Circumcision Benefits Questioned
(As reported 3/1/99)
The American Academy of Pediatrics has revised its guidelines for circumcision, saying the potential benefits are not significant enough to warrant widespread and routine surgery for every male newborn, reports CBS News Health Correspondent Dr. Emily Senay. However, the organization stopped short of advising against the procedure.
The new policy statement, outlined in a report in the March issue of Pediatrics, says parents should take into account cultural, religious and ethnic traditions as well as the advice of a pediatrician when considering circumcision.
"The weight of the evidence would have to be significant for the academy to recommend an elective surgical procedure on every newborn male, and the evidence is not sufficient for us to make such a recommendation," said Dr. Carole Lannon, chairwoman of the AAP task force that wrote a new policy statement for the academy.
Further, the academy recommended for the first time that pain relief be used if parents do decide to have their newborns circumcised. Doctors have routinely performed circumcisions without anesthesia or painkillers. However, studies have shown that infants circumcised without painkillers experience pain and physiologic stress, including changes in heart rate and blood pressure.
The academy reviewed three forms of pain relief. One involves applying a local anesthetic in a cream about an hour before the procedure. The two others involve injecting anesthetics into the penis. One of those, a subcutaneous ring block, was deemed the most effective.
The pediatrics academy, with 55,000 primary care physicians, is the largest pediatrics medical group in the United States and Canada - two countries where circumcision is widely carried out on male children for health reasons.
"I think circumcision is now an ethical issue," said Ronald Goldman, director of the Circumcision Resource Center, an anti-circumcision educational organization. "It challenges us to empathize with newborn infants and consider that what we do to them can have immediate and long-term consequences,"
Goldman believes that the AAP's announcement "means is the medical debate is over."
In its last policy statement on the issue, in 1989, the AAP said circumcision has potential medical benefits as well as risks and should be carefully explained to parents.
After reviewing scientific evidence, the task force found some medical benefits of circumcision:
- Boys who have not been circumcised are as much as 12 times more likely to get urinary tract infections than those who have been circumcised. Uncircumcised boys had a 1 in 100 chance of developing such an infection in their first year of life; for circumcised boys the chance was 1 in 1,000.
- Some evidence exists showing penile cancer is more prevalent among uncircumcised males. But the disease is so rare, striking just 1 in 100,000 American males a ear, that the researchers found any added risk insignificant.
Rabbi Gerald Chirnomas of Boonton, N.J., said the new policy statement should not affect observant Jews.
"Jewish people don't do circumcision because it's a healthy thing. We do it because it's a covenantal ritual ordained by the Bible," said Chirnomas. He said he has performed more than 12,000 circumcisions.
Chirnomas said he allows the infant to suck a little wine from his finger, then gives him some sugar water from a bottle after the circumcision for pain relief.
The debate has raged on for decades: Are the benefits of circumcision really worth the pain and the cost?

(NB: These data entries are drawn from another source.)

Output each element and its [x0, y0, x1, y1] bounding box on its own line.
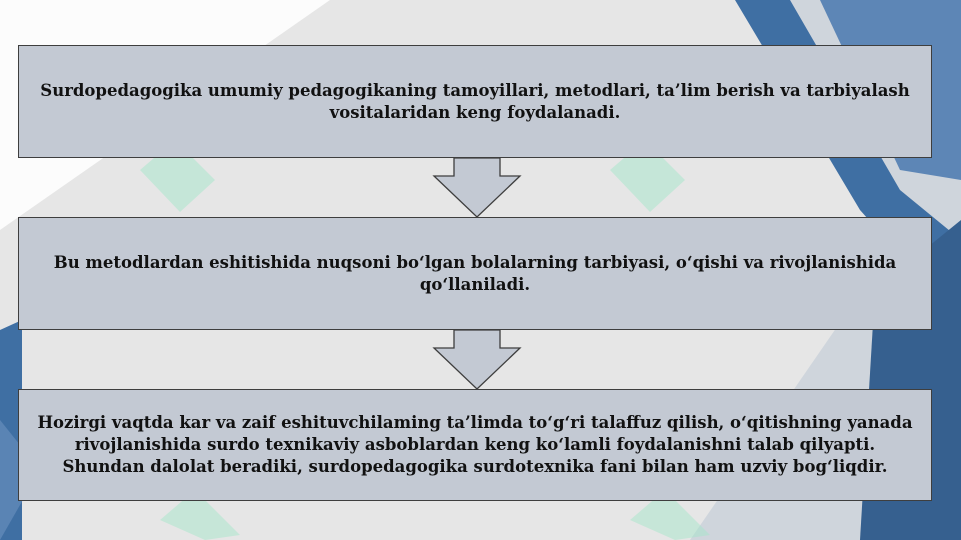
flow-box-3 — [18, 389, 932, 501]
flow-box-1-text: Surdopedagogika umumiy pedagogikaning tamoyillari, metodlari, ta’lim berish va tarbiyalash vositalaridan keng foydalanadi. — [40, 80, 910, 122]
flow-box-1 — [18, 45, 932, 158]
down-arrow-icon — [432, 330, 522, 390]
flow-box-3-text: Hozirgi vaqtda kar va zaif eshituvchilaming ta’limda to‘g‘ri talaffuz qilish, o‘qitishning yanada rivojlanishida surdo texnikaviy asboblardan keng ko‘lamli foydalanishni talab qilyapti. Shundan dalolat beradiki, surdopedagogika surdotexnika fani bilan ham uzviy bog‘liqdir. — [37, 413, 913, 476]
flow-box-2-text: Bu metodlardan eshitishida nuqsoni bo‘lgan bolalarning tarbiyasi, o‘qishi va rivojlanishida qo‘llaniladi. — [53, 252, 897, 294]
down-arrow-icon — [432, 158, 522, 218]
flow-box-2 — [18, 217, 932, 330]
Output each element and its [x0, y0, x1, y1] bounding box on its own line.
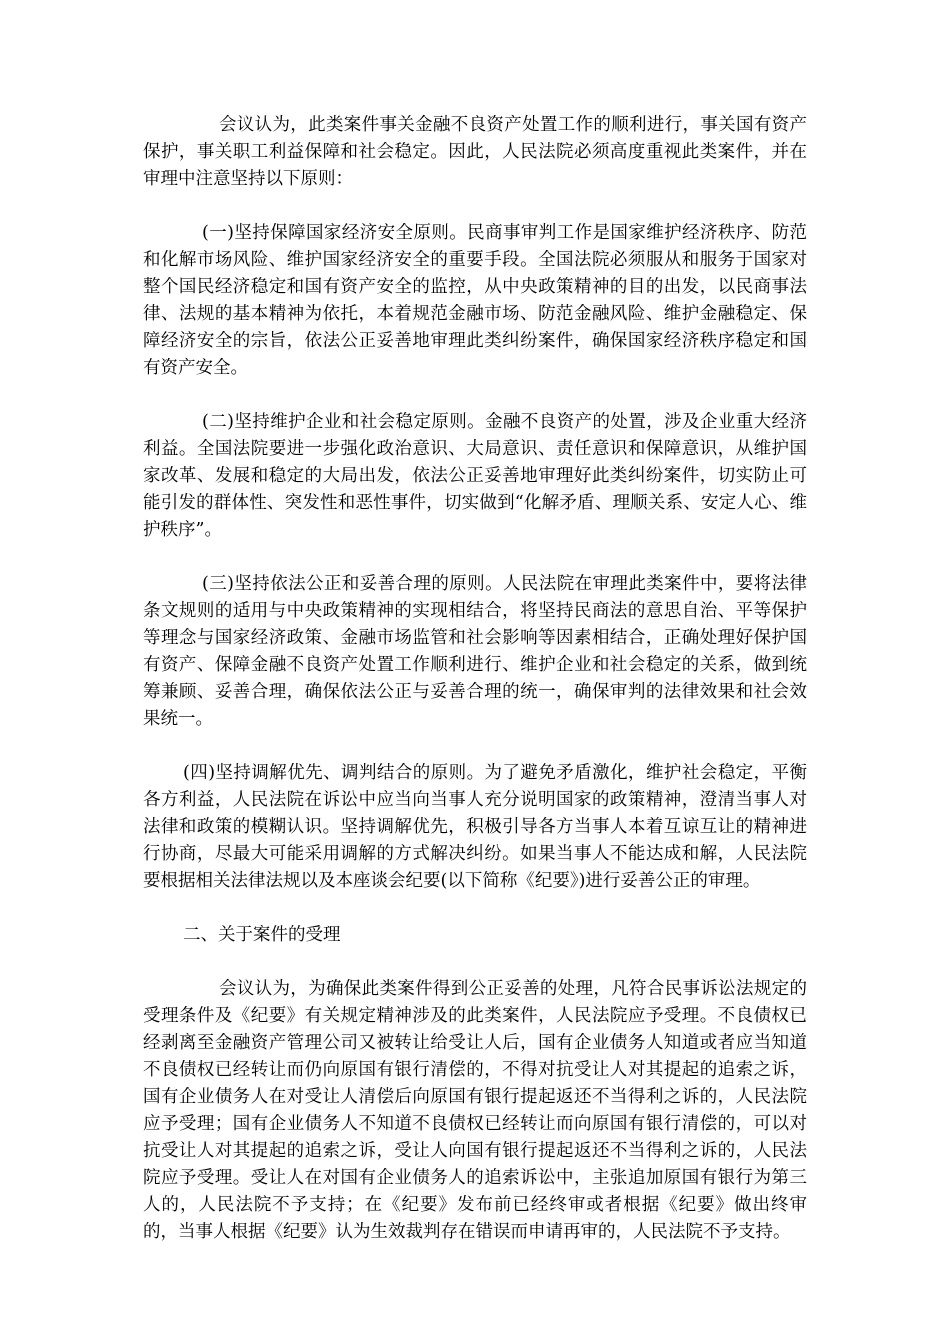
paragraph-principle-3: (三)坚持依法公正和妥善合理的原则。人民法院在审理此类案件中，要将法律条文规则的适用与中央政策精神的实现相结合，将坚持民商法的意思自治、平等保护等理念与国家经济政策、金融市场监管和社会影响等因素相结合，正确处理好保护国有资产、保障金融不良资产处置工作顺利进行、维护企业和社会稳定的关系，做到统筹兼顾、妥善合理，确保依法公正与妥善合理的统一，确保审判的法律效果和社会效果统一。	[143, 574, 807, 729]
paragraph-intro: 会议认为，此类案件事关金融不良资产处置工作的顺利进行，事关国有资产保护，事关职工利益保障和社会稳定。因此，人民法院必须高度重视此类案件，并在审理中注意坚持以下原则：	[143, 115, 807, 189]
document-page	[143, 112, 807, 1273]
paragraph-principle-1: (一)坚持保障国家经济安全原则。民商事审判工作是国家维护经济秩序、防范和化解市场风险、维护国家经济安全的重要手段。全国法院必须服从和服务于国家对整个国民经济稳定和国有资产安全的监控，从中央政策精神的目的出发，以民商事法律、法规的基本精神为依托，本着规范金融市场、防范金融风险、维护金融稳定、保障经济安全的宗旨，依法公正妥善地审理此类纠纷案件，确保国家经济秩序稳定和国有资产安全。	[143, 223, 807, 378]
paragraph-principle-4: (四)坚持调解优先、调判结合的原则。为了避免矛盾激化，维护社会稳定，平衡各方利益，人民法院在诉讼中应当向当事人充分说明国家的政策精神，澄清当事人对法律和政策的模糊认识。坚持调解优先，积极引导各方当事人本着互谅互让的精神进行协商，尽最大可能采用调解的方式解决纠纷。如果当事人不能达成和解，人民法院要根据相关法律法规以及本座谈会纪要(以下简称《纪要》)进行妥善公正的审理。	[143, 763, 807, 891]
section-heading: 二、关于案件的受理	[183, 925, 341, 945]
paragraph-acceptance: 会议认为，为确保此类案件得到公正妥善的处理，凡符合民事诉讼法规定的受理条件及《纪要》有关规定精神涉及的此类案件，人民法院应予受理。不良债权已经剥离至金融资产管理公司又被转让给受让人后，国有企业债务人知道或者应当知道不良债权已经转让而仍向原国有银行清偿的，不得对抗受让人对其提起的追索之诉，国有企业债务人在对受让人清偿后向原国有银行提起返还不当得利之诉的，人民法院应予受理；国有企业债务人不知道不良债权已经转让而向原国有银行清偿的，可以对抗受让人对其提起的追索之诉，受让人向国有银行提起返还不当得利之诉的，人民法院应予受理。受让人在对国有企业债务人的追索诉讼中，主张追加原国有银行为第三人的，人民法院不予支持；在《纪要》发布前已经终审或者根据《纪要》做出终审的，当事人根据《纪要》认为生效裁判存在错误而申请再审的，人民法院不予支持。	[143, 979, 807, 1242]
paragraph-principle-2: (二)坚持维护企业和社会稳定原则。金融不良资产的处置，涉及企业重大经济利益。全国法院要进一步强化政治意识、大局意识、责任意识和保障意识，从维护国家改革、发展和稳定的大局出发，依法公正妥善地审理好此类纠纷案件，切实防止可能引发的群体性、突发性和恶性事件，切实做到“化解矛盾、理顺关系、安定人心、维护秩序”。	[143, 412, 807, 540]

Doctors used to say yes, but now, that advice may change.
"I think that it's pretty much a parental based decision on their customs and beliefs, their religious thoughts, and whether the father was circumcised or not," said Dr. Robert Yetman of the University of Texas Herman's Children Hospital.
New mother Desiree Deleon didn't think twice about having her infant son circumcised.
"I wanted to get him circumcised because I felt it would be better for him in the long run, like when he's older, it will be easier to keep himself clean, and run less risk of infection," she told CBS News Correspondent Andrew Colton.
But for Tanya Bernard, moments away from having her labor induced, circumcision is the last thing she would do to her son.
"It's something that was there at birth, it's there for a reason, it doesn't need to be taken away," Bernard said.
According to the Circumcision Resource Center, about 60 percent of males in the United States are circumcised at birth, down from a peak of 85 percent in the late 1960s.
In Canada the rate is 48 percent, but the practice is uncommon in Asia, South and Central America and most of Europe, according to the pediatrics academy report.